The supporting cast is terrific as well. Brie Larson is a great Helen, conflicted and resentful, but astute. She's determined to tell her father what he is, although a bit disappointed to find that he's already well aware. Anne Heche and Cynthia Nixon both perform well, for the small amount of screen time they have. We get their disgust and boredom both at the same time. Robin Wright's performance is great and I think a good mirror for Dave. In her own way, she's as volatile as he is, although her position is safer as it keeps her within the law. Sigourney Weaver is a good choice as the assistant D.A. She isn't impressed with Dave, but nonetheless can't help but be puzzled. She doesn't understand how a man like this can exist. He's like a Rubik's cube, although one that is damaging the department. Ben Foster puts in a good show as a homeless alcoholic, who Dave thinks to use, but later regrets. I enjoyed watching Ned Beatty also as the only character in the movie sleazier than Dave Brown. Beatty has a gift for these parts.

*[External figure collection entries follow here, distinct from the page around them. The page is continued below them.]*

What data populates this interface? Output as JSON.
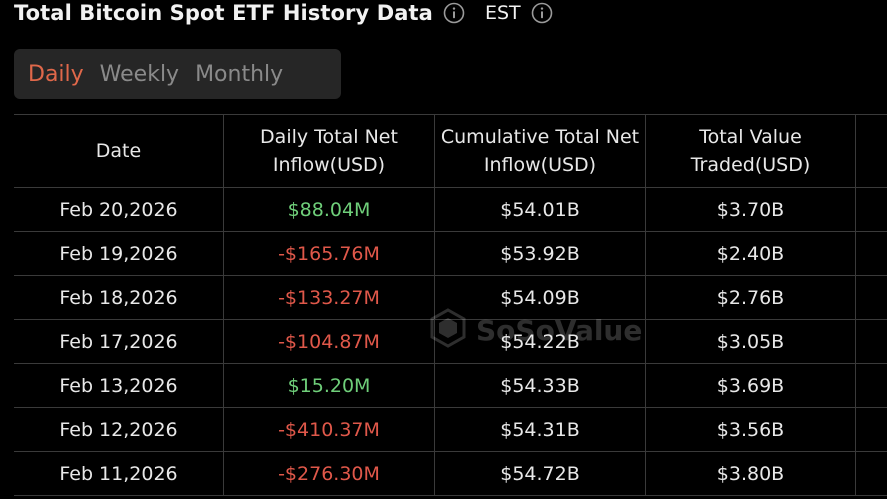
{
  "header": {
    "title": "Total Bitcoin Spot ETF History Data",
    "timezone": "EST",
    "info_icon": "info-circle-icon"
  },
  "tabs": [
    {
      "label": "Daily",
      "active": true
    },
    {
      "label": "Weekly",
      "active": false
    },
    {
      "label": "Monthly",
      "active": false
    }
  ],
  "table": {
    "columns": [
      "Date",
      "Daily Total Net Inflow(USD)",
      "Cumulative Total Net Inflow(USD)",
      "Total Value Traded(USD)"
    ],
    "rows": [
      {
        "date": "Feb 20,2026",
        "daily": "$88.04M",
        "daily_sign": "pos",
        "cumulative": "$54.01B",
        "traded": "$3.70B"
      },
      {
        "date": "Feb 19,2026",
        "daily": "-$165.76M",
        "daily_sign": "neg",
        "cumulative": "$53.92B",
        "traded": "$2.40B"
      },
      {
        "date": "Feb 18,2026",
        "daily": "-$133.27M",
        "daily_sign": "neg",
        "cumulative": "$54.09B",
        "traded": "$2.76B"
      },
      {
        "date": "Feb 17,2026",
        "daily": "-$104.87M",
        "daily_sign": "neg",
        "cumulative": "$54.22B",
        "traded": "$3.05B"
      },
      {
        "date": "Feb 13,2026",
        "daily": "$15.20M",
        "daily_sign": "pos",
        "cumulative": "$54.33B",
        "traded": "$3.69B"
      },
      {
        "date": "Feb 12,2026",
        "daily": "-$410.37M",
        "daily_sign": "neg",
        "cumulative": "$54.31B",
        "traded": "$3.56B"
      },
      {
        "date": "Feb 11,2026",
        "daily": "-$276.30M",
        "daily_sign": "neg",
        "cumulative": "$54.72B",
        "traded": "$3.80B"
      }
    ]
  },
  "watermark": {
    "text": "SoSoValue",
    "icon": "sosovalue-logo-icon"
  },
  "colors": {
    "background": "#000000",
    "tab_active": "#e0684a",
    "tab_inactive": "#8a8a8a",
    "positive": "#6fcf7a",
    "negative": "#e0584a",
    "grid": "#3a3a3a"
  }
}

Moverman's direction is quite clear about our focus. Dave Brown is the movie, and we only see it as it relates to him. With James Ellroy and Moverman as writers, it's not surprising that the details presented are smart and serve the story. We're shown people as they act, everything already in motion. All of their troubles are not spelled out in so many words, but we can find their histories in how they talk and deal with each other. Dave Brown is a terror on the streets, but at home he's a guest at the dinner table. His oldest daughter get angry when Dave pats her hair. "Don't touch me," she says "Say something." We see the look on his youngest daughter's face, finally seeing what her father is, and it says much more than when she turns to her sister and tells her they should go. In Dave himself we can see the whole story, and wherever it ends in the film, anyone can figure out that Dave's story doesn't end well. When Dave and Linda Fentress engage, we don't know where it will go this time, but that both will regret it and likely do it again. We also know everything is not on the table, but we fill it in with what happens next.